Yellowstone, Grand Teton, and Rocky Mountain National Parks: In January 2014, NPCA’s advocacy in Wyoming resulted in a plan to benefit the region’s national parks by limiting pollution from 10 of the state’s outdated coal-fired power plants. By requiring the installation of modern pollution control technology, the plan will reduce the state’s emissions of nitrogen oxide pollution by 65,000 tons each year. Less pollution will mean cleaner air and water at Yellowstone, Grand Teton, Rocky Mountain, and other parks in the region—along with benefits to the health and well-being of visitors and neighboring communities.

Canaveral National Seashore & Sun Coast Region: In August 2013, EPA made Duke Energy’s commitment to retire two of the coal-fired units at its Crystal River Energy Complex legally enforceable. The company opted to close them rather than install the required pollution controls that NPCA advocated for- resulting in even benefits for park air, and the climate too! The power plant, located on the western coast of Florida, impacts protected national parks and wilderness areas in Florida and Georgia.
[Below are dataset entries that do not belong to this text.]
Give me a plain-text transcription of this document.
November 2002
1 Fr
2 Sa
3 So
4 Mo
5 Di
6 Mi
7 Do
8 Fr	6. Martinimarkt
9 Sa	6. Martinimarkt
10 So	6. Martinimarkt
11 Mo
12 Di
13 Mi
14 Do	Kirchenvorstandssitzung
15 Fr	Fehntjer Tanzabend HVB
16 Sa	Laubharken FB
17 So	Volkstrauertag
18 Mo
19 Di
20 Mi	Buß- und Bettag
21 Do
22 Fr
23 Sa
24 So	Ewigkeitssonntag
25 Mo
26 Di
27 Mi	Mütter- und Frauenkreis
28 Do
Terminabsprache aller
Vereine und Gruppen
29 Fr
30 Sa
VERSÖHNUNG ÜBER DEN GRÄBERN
Grand Canyon and Zion National Parks: In June 2013, the Nevada Legislature passed legislation to shut down the state’s most notorious air polluter—the Reid Gardner Generating Station. The coal-fired power plant hurts air quality at many of the region’s parks, including Grand Canyon and Zion National Parks and nearby Lake Mead National Recreation Area—the fifth most-visited site in our National Park System. NPCA has long advocated for cleanup of Reid Gardner’s pollution. Three of the four units at the plant are on track to close by the end of 2014, with the remaining unit to close by 2017.